Homebrew on Tap Again in Oregon | The Source Weekly - Bend, Oregon

Homebrew on Tap Again in Oregon

Homebrewers rejoice. It’s officially safe to share your beer, again. That’s right no more clandestine tastings, passwords and secret handshakes at your homebrew club meetings. The Oregon legislature has passed a law making it legal for homebrewers to share their beers outside of their basements and garages – a privilege that they had long enjoyed until a recent opinion from Oregon A.G. John Kroger’s office effectively shut down the homebrew tastings, including club meetings and competitions, most notably the Oregon State Fair’s amateur beer competition last year.

The legislature took up the issue early in the current session and announced this morning that they had passed SB 444, clarifying a Probation-era rule that had thrown the homebrew community into limbo.

While not a huge industry in Oregon, or perhaps anywhere else for that matter, homebrewing offers a proving ground for entrepreneurs who sometime use their experience and recipes to springboard into commercial brewing, perhaps the most obvious example being James Cook, the Harvard MBA, who used his homebrew recipe to start the nation’s largest craft brewery, Samuel Adams.

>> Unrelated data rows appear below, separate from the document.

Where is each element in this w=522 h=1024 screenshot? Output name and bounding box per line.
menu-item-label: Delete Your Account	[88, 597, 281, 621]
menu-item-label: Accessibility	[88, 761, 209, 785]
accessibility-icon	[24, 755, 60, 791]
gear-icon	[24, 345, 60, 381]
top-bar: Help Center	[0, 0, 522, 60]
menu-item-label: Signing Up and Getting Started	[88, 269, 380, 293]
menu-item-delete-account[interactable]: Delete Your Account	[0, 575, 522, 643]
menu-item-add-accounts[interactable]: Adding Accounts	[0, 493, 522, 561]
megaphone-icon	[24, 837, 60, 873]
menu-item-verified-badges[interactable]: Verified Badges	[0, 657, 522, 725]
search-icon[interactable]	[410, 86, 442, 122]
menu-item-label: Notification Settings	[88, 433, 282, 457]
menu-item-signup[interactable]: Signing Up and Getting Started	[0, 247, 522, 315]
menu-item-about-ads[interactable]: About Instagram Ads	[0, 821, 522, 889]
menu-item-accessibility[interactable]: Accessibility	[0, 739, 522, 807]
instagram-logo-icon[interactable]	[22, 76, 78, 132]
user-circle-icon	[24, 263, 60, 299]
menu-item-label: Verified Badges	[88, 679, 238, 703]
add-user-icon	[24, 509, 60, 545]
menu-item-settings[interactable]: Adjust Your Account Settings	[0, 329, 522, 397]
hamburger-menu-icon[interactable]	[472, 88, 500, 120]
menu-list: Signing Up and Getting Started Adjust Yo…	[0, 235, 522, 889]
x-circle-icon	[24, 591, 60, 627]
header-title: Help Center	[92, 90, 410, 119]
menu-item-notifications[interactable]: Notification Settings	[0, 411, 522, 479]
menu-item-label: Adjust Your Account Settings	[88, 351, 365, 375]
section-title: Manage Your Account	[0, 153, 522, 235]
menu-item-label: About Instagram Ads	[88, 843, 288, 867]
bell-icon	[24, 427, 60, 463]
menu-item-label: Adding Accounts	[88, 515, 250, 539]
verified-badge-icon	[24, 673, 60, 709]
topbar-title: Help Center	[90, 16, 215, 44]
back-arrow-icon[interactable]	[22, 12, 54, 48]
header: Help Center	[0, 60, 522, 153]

“This bill stops in its tracks a misguided legal opinion that shut down competitions at fairs all over Oregon. This legislation ensures that home brewers can share their products and that the growing craft beer industry gets a boost. The return of these competitions at local county fairs is welcome news for home brewers and their fans,” said State Rep. Mike Schaufler (D-Happy Valley) in a press release Wednesday morning.